3.Identification of key genes in Wilms tumor based on high-throughput RNA sequencing and their impacts on prognosis and immune responses
Zhiqiang GAO ; Jie LIN ; Peng HONG ; Zaihong HU ; Junjun DONG ; Qinlin SHI ; Xiaomao TIAN ; Feng LIU ; Guanghui WEI
Journal of Southern Medical University 2024;44(4):727-738
Objective To identify the key genes differentially expressed in Wilms tumor and analyze their potential impacts on prognosis and immune responses of the patients. Methods High-throughput RNA sequencing was used to identify the differentially expressed mRNAs in clinical samples of Wilms tumor and paired normal tissues, and their biological functions were analyzed using GO, KEGG and GSEA enrichment analyses. The hub genes were identified using STRING database, based on which a prognostic model was constructed using LASSO regression. The mutations of the key hub genes were analyzed and their impacts on immunotherapy efficacy was predicted using the cBioPortal platform. RT-qPCR was used to verify the differential expressions of the key hub genes in Wilms tumor. Results Of the 1612 differentially expressed genes identified in Wilms tumor, 1030 were up-regulated and 582 were down-regulated, involving mainly cell cycle processes and immune responses. Ten hub genes were identified, among which 4 genes (TP53, MED1, CCNB1 and EGF) were closely related to the survival of children with Wilms tumor. A 3-gene prognostic signature was constructed through LASSO regression analysis, and the patients stratified into with high- and low-risk groups based on this signature had significantly different survival outcomes (HR=1.814, log-rank P=0.002).
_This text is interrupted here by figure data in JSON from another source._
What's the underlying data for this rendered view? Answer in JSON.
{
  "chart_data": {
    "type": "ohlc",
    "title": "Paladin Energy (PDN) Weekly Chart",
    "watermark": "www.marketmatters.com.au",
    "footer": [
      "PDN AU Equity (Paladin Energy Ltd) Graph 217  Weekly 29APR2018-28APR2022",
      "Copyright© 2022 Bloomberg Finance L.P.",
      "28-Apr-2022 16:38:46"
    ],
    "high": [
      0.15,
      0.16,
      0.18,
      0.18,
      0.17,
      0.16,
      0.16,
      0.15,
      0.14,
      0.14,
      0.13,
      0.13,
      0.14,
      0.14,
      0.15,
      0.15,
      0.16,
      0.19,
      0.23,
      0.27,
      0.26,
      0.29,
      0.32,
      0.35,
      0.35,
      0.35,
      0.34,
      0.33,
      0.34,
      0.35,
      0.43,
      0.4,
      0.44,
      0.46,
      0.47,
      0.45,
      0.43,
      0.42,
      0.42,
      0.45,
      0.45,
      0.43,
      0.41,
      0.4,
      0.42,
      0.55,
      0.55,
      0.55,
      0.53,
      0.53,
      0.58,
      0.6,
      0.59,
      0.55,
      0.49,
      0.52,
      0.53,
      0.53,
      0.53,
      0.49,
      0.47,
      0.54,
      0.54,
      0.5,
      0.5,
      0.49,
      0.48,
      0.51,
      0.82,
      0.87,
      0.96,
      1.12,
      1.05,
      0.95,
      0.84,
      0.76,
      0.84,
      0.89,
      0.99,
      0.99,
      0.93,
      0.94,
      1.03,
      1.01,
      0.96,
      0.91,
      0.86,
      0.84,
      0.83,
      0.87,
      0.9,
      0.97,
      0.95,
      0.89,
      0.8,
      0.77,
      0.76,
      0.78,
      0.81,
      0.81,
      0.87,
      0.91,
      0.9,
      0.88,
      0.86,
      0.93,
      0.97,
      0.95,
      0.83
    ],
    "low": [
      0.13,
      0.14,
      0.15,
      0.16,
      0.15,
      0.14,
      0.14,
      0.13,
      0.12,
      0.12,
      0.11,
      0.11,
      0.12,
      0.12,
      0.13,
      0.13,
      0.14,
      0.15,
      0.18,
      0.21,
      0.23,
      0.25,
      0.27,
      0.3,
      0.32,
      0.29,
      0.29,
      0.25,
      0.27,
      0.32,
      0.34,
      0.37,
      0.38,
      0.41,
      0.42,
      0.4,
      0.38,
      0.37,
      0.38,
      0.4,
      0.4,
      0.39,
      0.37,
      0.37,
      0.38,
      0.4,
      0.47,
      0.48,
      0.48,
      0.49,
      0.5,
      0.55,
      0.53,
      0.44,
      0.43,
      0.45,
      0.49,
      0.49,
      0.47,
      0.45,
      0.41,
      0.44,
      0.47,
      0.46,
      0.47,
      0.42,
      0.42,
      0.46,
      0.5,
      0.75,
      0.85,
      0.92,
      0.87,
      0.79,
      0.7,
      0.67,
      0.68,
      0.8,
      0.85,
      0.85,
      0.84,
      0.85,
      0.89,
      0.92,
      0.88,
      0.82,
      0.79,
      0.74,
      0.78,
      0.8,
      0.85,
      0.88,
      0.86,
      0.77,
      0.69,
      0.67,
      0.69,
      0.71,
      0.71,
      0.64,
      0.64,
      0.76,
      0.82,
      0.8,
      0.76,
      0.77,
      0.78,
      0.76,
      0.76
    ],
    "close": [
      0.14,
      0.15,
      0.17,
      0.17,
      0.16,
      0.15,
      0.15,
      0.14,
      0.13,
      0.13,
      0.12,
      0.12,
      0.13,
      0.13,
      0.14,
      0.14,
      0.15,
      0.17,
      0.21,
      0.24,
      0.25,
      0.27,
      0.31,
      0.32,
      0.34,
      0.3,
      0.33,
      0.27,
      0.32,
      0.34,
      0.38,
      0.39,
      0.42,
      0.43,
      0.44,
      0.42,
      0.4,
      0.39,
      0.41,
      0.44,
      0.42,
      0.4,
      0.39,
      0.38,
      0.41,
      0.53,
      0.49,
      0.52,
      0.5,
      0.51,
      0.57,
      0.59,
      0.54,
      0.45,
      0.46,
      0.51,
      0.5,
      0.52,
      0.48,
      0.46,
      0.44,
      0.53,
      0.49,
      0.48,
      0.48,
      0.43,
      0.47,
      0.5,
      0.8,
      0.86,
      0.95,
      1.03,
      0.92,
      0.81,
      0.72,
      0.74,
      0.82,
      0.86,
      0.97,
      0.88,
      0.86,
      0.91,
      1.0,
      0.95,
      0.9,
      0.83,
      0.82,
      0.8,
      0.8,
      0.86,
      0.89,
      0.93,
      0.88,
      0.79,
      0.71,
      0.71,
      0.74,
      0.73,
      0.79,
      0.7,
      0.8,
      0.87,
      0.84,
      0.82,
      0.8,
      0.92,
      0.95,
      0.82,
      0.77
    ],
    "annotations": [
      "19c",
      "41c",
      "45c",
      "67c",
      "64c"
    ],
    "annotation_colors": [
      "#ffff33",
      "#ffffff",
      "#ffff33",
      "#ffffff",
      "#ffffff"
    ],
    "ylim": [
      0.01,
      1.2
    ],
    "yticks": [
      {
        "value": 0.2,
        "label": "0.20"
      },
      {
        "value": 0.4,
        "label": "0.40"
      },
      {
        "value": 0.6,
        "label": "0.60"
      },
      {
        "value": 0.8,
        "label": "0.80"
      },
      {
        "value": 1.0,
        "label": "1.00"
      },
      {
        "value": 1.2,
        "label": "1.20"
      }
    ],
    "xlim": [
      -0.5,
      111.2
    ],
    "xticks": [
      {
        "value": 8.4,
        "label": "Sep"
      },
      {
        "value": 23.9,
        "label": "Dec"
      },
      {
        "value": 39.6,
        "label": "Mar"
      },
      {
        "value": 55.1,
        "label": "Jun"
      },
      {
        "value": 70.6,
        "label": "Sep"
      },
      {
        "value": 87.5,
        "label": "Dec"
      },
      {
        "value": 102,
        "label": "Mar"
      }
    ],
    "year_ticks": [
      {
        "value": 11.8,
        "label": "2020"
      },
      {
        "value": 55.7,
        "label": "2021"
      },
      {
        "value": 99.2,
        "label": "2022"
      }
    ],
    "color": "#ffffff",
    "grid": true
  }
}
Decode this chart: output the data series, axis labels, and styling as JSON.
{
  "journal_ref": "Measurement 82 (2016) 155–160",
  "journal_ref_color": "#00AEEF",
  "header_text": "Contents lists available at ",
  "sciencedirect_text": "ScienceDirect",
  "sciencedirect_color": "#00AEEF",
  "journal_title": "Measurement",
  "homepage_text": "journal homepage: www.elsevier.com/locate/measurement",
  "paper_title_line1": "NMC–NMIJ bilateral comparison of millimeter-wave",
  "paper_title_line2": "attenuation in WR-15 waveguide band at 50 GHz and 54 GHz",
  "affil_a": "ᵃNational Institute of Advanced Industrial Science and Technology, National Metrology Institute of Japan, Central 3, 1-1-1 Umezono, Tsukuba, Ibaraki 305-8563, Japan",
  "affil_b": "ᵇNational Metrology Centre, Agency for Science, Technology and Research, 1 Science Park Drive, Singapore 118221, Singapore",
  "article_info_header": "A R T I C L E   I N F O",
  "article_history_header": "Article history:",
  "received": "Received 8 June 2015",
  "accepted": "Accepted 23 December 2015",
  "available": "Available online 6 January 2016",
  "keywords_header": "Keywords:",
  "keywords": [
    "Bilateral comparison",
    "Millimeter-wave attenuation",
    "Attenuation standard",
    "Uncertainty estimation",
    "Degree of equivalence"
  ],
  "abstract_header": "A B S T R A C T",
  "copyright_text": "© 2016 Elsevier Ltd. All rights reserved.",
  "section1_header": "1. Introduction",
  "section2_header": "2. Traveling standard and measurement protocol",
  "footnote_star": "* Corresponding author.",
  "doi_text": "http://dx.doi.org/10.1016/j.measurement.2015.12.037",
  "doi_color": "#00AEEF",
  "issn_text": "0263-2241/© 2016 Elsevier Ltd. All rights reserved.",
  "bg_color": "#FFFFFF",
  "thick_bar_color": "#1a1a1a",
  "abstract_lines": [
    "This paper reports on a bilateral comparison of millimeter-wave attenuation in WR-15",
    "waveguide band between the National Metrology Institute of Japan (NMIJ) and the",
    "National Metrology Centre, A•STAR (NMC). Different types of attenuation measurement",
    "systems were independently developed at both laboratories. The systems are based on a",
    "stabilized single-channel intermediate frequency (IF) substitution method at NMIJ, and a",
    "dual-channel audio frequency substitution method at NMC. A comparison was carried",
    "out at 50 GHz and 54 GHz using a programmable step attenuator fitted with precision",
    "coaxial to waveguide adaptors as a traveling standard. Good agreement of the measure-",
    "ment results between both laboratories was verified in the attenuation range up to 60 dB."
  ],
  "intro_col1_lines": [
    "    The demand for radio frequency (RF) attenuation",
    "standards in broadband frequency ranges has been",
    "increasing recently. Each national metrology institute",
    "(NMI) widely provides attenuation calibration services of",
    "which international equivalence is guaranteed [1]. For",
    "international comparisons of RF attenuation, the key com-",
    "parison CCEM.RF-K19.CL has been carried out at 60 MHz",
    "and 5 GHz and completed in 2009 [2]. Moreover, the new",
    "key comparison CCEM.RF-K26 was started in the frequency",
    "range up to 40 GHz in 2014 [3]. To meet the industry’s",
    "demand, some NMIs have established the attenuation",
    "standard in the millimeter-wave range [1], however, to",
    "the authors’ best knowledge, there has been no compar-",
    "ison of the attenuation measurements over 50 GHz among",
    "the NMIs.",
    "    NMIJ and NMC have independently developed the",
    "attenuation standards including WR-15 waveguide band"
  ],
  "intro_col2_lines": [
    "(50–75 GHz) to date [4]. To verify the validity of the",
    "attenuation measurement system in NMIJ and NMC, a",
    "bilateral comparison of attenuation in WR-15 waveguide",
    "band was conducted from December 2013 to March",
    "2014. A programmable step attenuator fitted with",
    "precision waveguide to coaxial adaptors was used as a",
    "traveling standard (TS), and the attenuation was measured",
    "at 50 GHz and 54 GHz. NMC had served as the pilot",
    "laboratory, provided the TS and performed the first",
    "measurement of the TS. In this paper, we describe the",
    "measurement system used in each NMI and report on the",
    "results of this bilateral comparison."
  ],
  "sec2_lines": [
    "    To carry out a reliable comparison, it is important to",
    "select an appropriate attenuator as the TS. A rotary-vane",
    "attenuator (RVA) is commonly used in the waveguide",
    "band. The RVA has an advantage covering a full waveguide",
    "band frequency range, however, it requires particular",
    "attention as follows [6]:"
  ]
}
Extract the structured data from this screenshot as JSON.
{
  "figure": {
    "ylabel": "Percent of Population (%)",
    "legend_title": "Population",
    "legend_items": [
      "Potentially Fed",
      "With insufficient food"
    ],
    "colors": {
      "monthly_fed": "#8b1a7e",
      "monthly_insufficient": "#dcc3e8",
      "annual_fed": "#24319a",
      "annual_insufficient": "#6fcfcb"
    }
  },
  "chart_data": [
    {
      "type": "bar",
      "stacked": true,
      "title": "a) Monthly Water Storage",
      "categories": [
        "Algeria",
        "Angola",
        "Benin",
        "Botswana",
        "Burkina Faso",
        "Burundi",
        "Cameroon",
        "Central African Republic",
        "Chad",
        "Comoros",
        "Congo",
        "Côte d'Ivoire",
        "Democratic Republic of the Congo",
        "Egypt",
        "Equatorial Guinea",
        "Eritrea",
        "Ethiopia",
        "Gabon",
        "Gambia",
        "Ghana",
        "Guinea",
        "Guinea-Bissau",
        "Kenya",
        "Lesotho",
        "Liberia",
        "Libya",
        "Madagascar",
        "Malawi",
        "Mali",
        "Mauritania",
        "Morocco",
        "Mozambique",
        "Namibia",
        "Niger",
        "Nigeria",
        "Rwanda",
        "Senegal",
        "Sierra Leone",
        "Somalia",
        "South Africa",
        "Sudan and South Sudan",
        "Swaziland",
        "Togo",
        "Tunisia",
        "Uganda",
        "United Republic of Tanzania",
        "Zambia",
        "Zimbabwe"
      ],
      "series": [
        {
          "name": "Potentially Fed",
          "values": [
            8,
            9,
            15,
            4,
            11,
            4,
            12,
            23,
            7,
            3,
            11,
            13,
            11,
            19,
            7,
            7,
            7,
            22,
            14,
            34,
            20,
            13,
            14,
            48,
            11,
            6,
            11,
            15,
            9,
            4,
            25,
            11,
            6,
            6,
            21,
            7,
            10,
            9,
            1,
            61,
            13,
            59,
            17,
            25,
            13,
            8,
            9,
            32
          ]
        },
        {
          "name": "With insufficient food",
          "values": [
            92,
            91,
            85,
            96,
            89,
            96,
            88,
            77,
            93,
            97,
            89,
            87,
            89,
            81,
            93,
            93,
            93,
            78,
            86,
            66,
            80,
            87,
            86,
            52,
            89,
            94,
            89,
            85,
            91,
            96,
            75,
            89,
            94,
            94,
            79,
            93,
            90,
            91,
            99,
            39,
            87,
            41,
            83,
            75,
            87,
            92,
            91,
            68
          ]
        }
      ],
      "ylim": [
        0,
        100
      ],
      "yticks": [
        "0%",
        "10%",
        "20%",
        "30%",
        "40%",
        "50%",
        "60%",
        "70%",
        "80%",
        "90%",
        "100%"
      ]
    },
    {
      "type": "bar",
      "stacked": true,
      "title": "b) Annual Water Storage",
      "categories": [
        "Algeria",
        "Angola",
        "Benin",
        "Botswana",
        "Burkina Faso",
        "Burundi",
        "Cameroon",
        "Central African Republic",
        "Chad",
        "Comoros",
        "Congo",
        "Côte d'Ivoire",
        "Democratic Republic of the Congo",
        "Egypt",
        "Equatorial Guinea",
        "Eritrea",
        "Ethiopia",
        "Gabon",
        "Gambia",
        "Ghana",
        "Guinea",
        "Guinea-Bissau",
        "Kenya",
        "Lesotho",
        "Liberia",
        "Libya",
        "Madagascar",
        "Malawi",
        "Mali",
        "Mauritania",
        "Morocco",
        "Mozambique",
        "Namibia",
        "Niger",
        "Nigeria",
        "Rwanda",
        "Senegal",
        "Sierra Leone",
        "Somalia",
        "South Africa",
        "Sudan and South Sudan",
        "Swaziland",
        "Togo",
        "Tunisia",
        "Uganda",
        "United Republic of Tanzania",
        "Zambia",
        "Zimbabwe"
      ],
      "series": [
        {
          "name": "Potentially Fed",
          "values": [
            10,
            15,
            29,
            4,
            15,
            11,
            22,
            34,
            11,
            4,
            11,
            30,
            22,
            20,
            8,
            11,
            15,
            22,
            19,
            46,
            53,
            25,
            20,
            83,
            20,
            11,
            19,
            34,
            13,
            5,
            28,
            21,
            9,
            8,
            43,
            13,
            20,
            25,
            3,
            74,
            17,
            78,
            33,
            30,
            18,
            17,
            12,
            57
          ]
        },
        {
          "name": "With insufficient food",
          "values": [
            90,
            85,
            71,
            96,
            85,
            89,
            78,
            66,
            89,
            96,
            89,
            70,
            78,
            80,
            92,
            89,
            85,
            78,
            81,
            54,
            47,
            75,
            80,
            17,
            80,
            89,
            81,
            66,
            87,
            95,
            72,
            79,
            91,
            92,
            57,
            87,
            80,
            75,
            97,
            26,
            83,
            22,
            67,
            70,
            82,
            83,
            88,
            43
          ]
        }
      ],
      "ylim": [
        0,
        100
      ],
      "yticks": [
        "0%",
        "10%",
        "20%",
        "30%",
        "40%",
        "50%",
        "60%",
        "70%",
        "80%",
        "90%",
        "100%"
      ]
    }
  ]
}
The AUCs of the 3-, 5-and 7-year survival ROC curves of this model were all greater than 0.7. The overall mutations in the key hub genes or the individual mutations in TP53/CCNB1 were strongly correlated with a lower survival rates, and a high TP53 expression was correlated with a poor immunotherapy efficacy. RT-qPCR confirmed that the key hub genes had significant differential expressions in Wilms tumor tissues and cells. Conclusion TP53 gene plays an important role in the Wilms tumor and may potentially serve as a new immunotherapeutic biomarker as well as a therapeutic target.